Hospitalized with a coma, Arthur smothered Penny to death.  He continued his serial killing spree by knifing Randall, then shooting Murray Franklin in the face during a televised interview.

Left with a splattering of blood on him from Randall's murder, it symbolized that Arthur would have to make a sacrifice to get the things he wants in life.   

Arthur's acts of vengeance can relate to how he reflects our collective potential for madness that's trying to kill off its shadow.  We  would become possessed by the very darkness that we're trying to destroy.  This is insanity.

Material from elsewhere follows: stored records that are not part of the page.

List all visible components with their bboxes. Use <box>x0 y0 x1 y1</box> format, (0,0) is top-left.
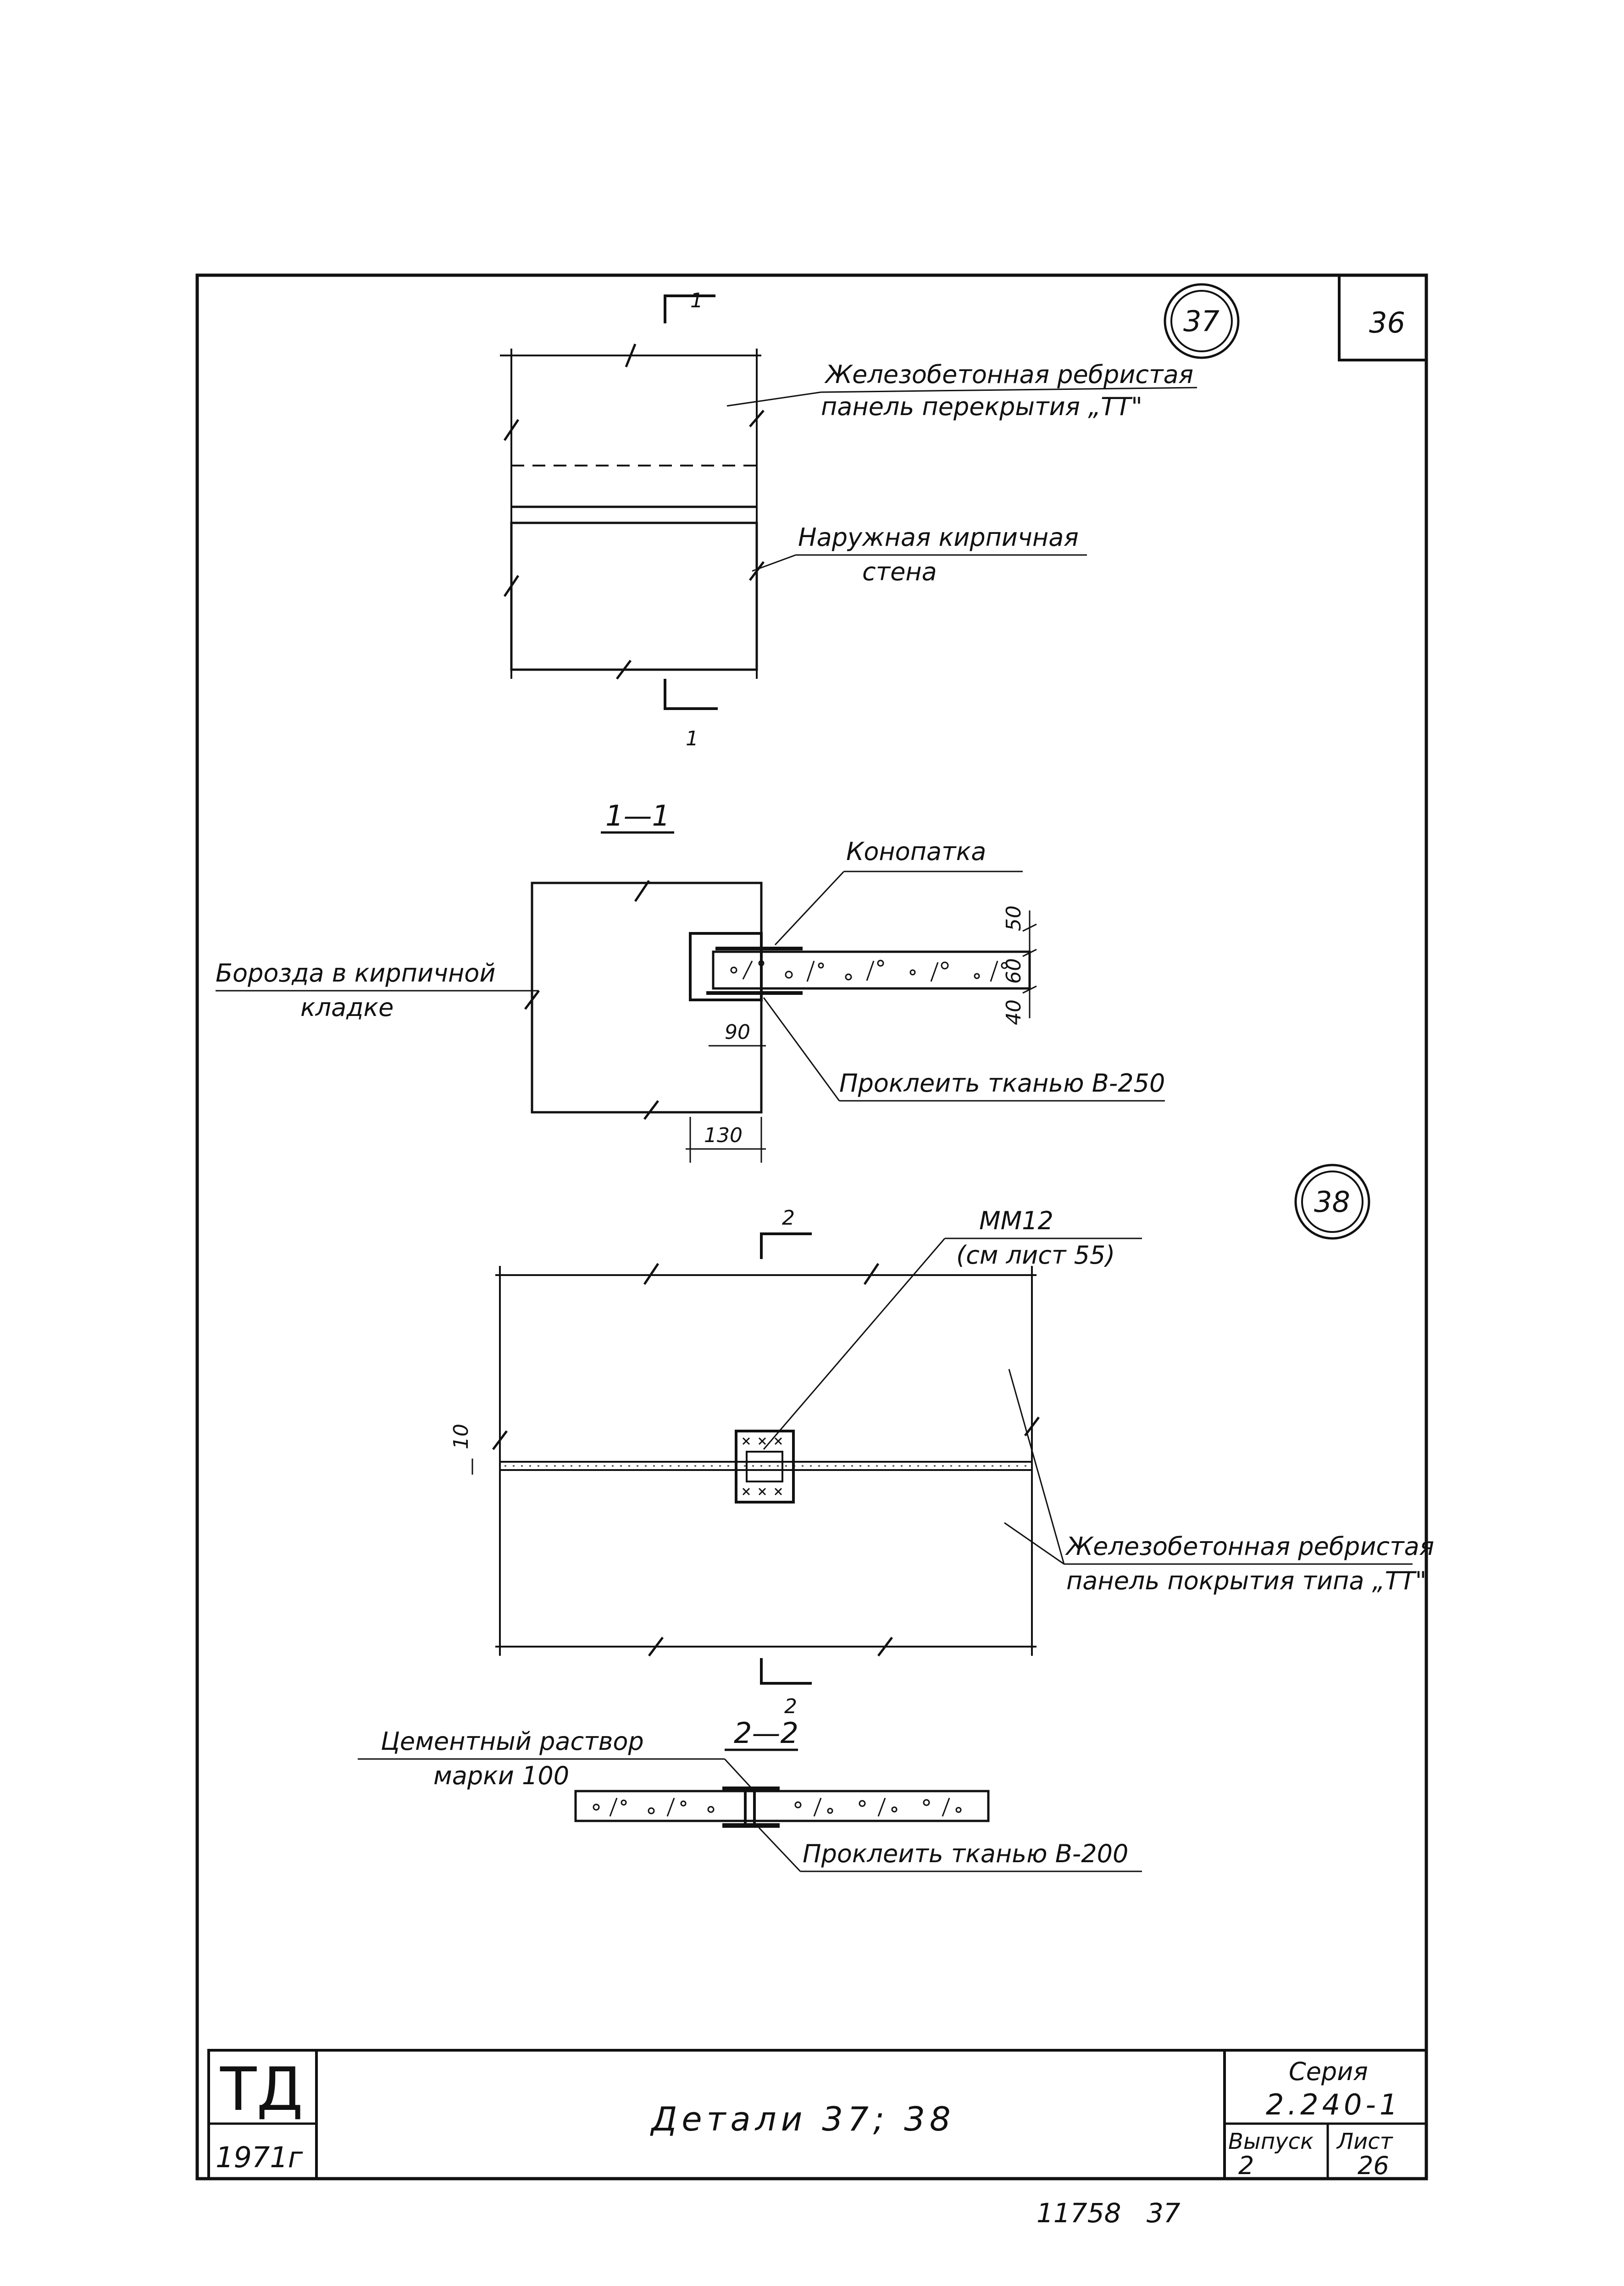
anchor-label-2: (см лист 55) <box>956 1241 1115 1270</box>
detail-37-plan: 37 1 1 Железобетонная ребристая панель п… <box>500 283 1240 750</box>
sheet-number-box: 36 <box>1338 275 1426 361</box>
detail-38-panel-label-2: панель покрытия типа „ТТ" <box>1066 1566 1426 1595</box>
series-value: 2.240-1 <box>1266 2088 1401 2121</box>
cut-mark-1-top: 1 <box>690 289 703 312</box>
sheet-label: Лист <box>1336 2129 1394 2154</box>
anchor-mm12 <box>735 1430 795 1504</box>
org-mark: ТД <box>220 2054 303 2124</box>
mortar-label-1: Цементный раствор <box>381 1727 644 1756</box>
sheet-frame <box>195 273 1428 2181</box>
dim-130: 130 <box>704 1124 743 1147</box>
glue-label-2-2: Проклеить тканью В-200 <box>803 1839 1128 1868</box>
detail-38-marker: 38 <box>1314 1185 1350 1219</box>
section-2-2-slab <box>574 1790 990 1822</box>
dim-40: 40 <box>1002 999 1025 1025</box>
drawing-year: 1971г <box>216 2141 303 2174</box>
groove-label-2: кладке <box>300 993 394 1022</box>
section-2-2-title: 2—2 <box>734 1716 798 1750</box>
issue-value: 2 <box>1238 2151 1254 2180</box>
caulk-label: Конопатка <box>846 837 986 866</box>
dim-90: 90 <box>725 1021 750 1044</box>
dim-10: 10 <box>449 1424 473 1449</box>
detail-37-panel-label-1: Железобетонная ребристая <box>824 360 1193 389</box>
title-block: ТД 1971г Детали 37; 38 Серия 2.240-1 Вып… <box>207 2049 1428 2180</box>
groove-label-1: Борозда в кирпичной <box>216 959 495 988</box>
mortar-joint <box>499 1461 1033 1471</box>
mortar-label-2: марки 100 <box>433 1761 569 1790</box>
anchor-label-1: ММ12 <box>979 1206 1053 1235</box>
cut-mark-2-bottom: 2 <box>784 1695 797 1718</box>
brick-wall-hatch <box>510 522 758 671</box>
section-1-1-title: 1—1 <box>605 799 670 832</box>
detail-38-plan: 38 2 2 10 ММ12 (см лист 55) <box>449 1164 1434 1718</box>
dim-50: 50 <box>1002 905 1025 931</box>
section-1-1: 1—1 50 60 40 90 <box>216 799 1165 1163</box>
issue-label: Выпуск <box>1228 2129 1314 2154</box>
detail-37-panel-label-2: панель перекрытия „ТТ" <box>821 392 1142 421</box>
detail-37-wall-label-2: стена <box>862 557 937 586</box>
cut-mark-1-bottom: 1 <box>686 727 698 750</box>
glue-label-1-1: Проклеить тканью В-250 <box>839 1069 1165 1098</box>
section-1-1-wall <box>531 882 763 1114</box>
drawing-title: Детали 37; 38 <box>650 2100 955 2138</box>
sheet-number: 36 <box>1369 306 1405 339</box>
dim-60: 60 <box>1002 958 1025 984</box>
detail-37-wall-label-1: Наружная кирпичная <box>798 523 1079 552</box>
archive-number: 11758 37 <box>1036 2197 1181 2229</box>
series-label: Серия <box>1289 2057 1368 2086</box>
section-2-2: 2—2 Цементный раствор марки 100 Проклеит… <box>358 1716 1142 1872</box>
detail-37-marker: 37 <box>1183 305 1219 338</box>
detail-38-panel-label-1: Железобетонная ребристая <box>1065 1532 1434 1561</box>
cut-mark-2-top: 2 <box>782 1206 795 1230</box>
sheet-value: 26 <box>1358 2151 1389 2180</box>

Thomas Wayne's family tried to escape from the wrath of killer clowns, but was gunned down, except for their son, Bruce.  

As a riot broke out in Gotham City, the Joker basked in its fiery destruction.  The scene gives meaning to an African proverb: The child who is not embraced by the village will burn it down to feel its warmth. 

From Darkness to Light

The darker the dream gets, it's a sign that the light is nearby, that the light is emerging.  When enough people in this waking dream of ours have that recognition and connect with each other, we can activate our collective genius and change the dream, explained Levi.  The film's popularity is proof of our evolutionary impulse.  We're choosing to understand that society's treatment of the mentally ill is the real sickness.  It's a step towards building a preferred culture that values all life before healing can emerge.